In September 2021, Cameron found himself confronting a new type of challenge when he was the first uniformed officer in the door to a callout at the LynnMall Countdown supermarket in Auckland, unaware that a Special Tactics Group team had already shot a man responsible for a terror-inspired stabbing attack on several people.
“I was going into that scene with no doubt in my mind that I was going to shoot him,” he recalls.
As he and other officers approached through the supermarket aisles, they heard mufti colleagues yelling that the offender had been shot. “Then we saw him. We went to check on him and put a tourniquet on him. Checked his pulse. He was dead. Another officer and I cleared the supermarket.”
Cameron was tasked with guarding the body – for three hours. The whole situation was very confronting, he says, during the scene guarding and over the next week, as he found himself dwelling on what had happened.
“All I could think about was that I could have been the one who shot this person. If STG hadn’t been there and we were the ones who had to deal with him… and how many more people he could have hurt in the time it had taken us to get there. It was within five minutes of the first call, but that was five more minutes that he could have attacked more people.
“It was lucky that we had the help we did and the fact we were there and able to help everyone and none of the victims died. We did our job properly. This is why we do the job.”

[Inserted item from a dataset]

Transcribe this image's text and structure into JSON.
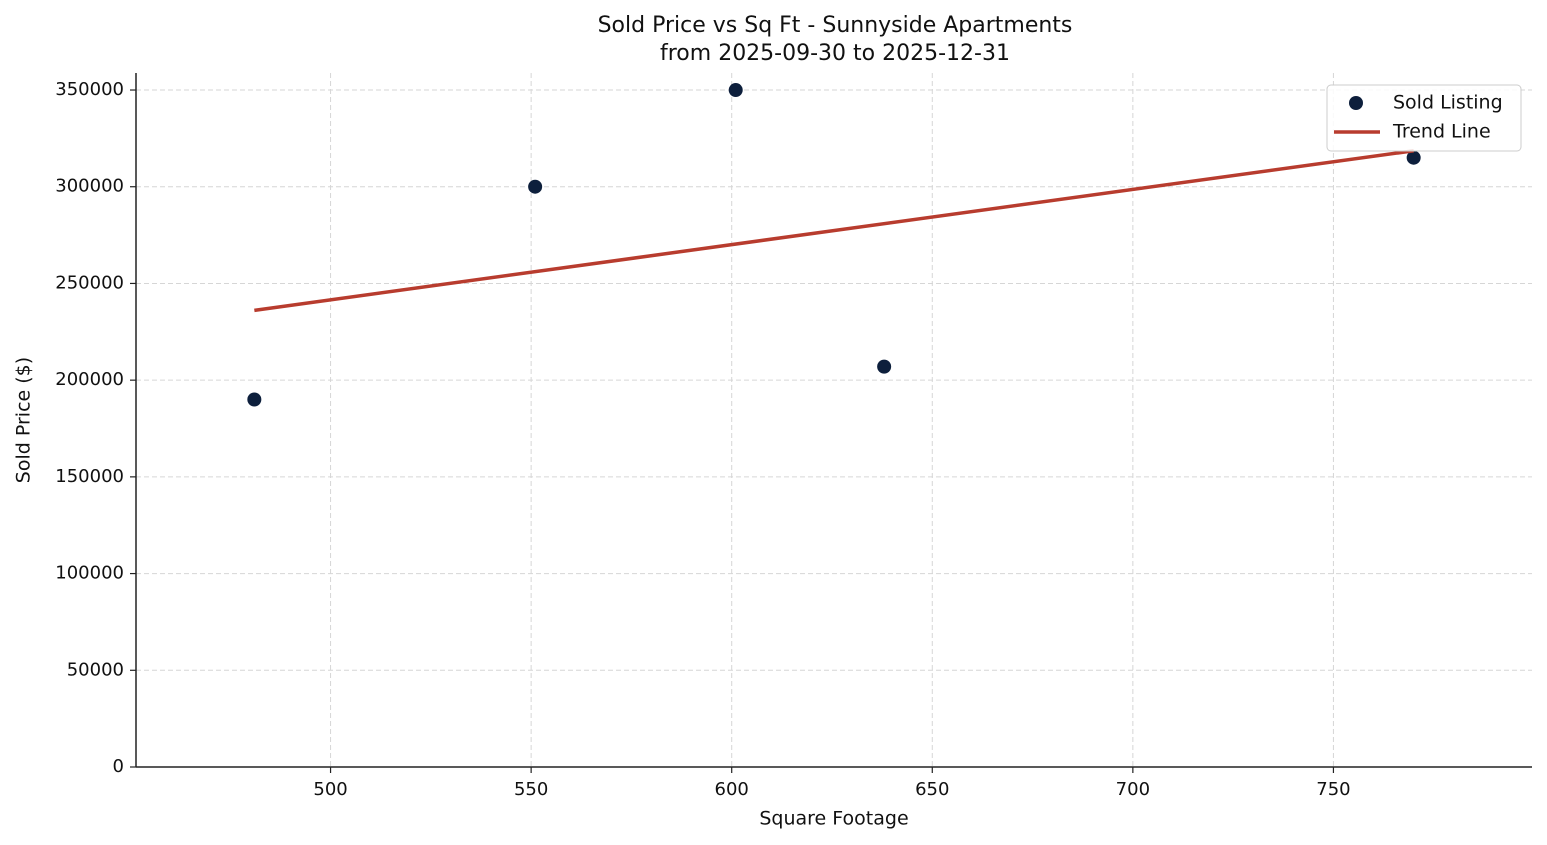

Cameron says he has always been able to detach himself emotionally from bad situations in the course of his work, but he’s a big advocate for mental health. He had counselling after the supermarket incident and says it’s obvious to him that “you can’t do without support – from your colleagues and your organisation”.
“I’m definitely seeing signs of stress at work. Everyone deals with it in their own way. Every time there is a stressful job, even if I didn’t go to it, I will ask in the muster room, ‘You all good?’”
His dad, Craig, who works in health and safety and was a volunteer firefighter for
17 years, notes that PTS among emergency service workers is more than twice that of the general population. He says the key points, identified in PTS research, that underpin next month’s 14-day It’s OK World Trip event are:
- One in 10 active emergency services workers, including those who are retired, will have symptoms suggestive of PTS
- An emergency worker with PTS may present with typical symptoms or related problems, such as anger, relationship issues, difficulty sleeping, substance abuse or a mental health crisis
- Diagnosis is often delayed
- There is an increased risk of suicide among emergency workers
- Responders’ families can also be affected.
The cycle trail route will follow a combination of gravel and sealed roads, cycle trails and paths across the widest stretch of Aotearoa New Zealand, known as the Kōpiko Aotearoa trail (The Journey).
A core group of five cyclists, including Craig, Cameron and James, will cycle the entire course and they expect up to 50 people from other regions and districts to join for a day or two, or even just for a couple of hours – and for a chat, if they want to.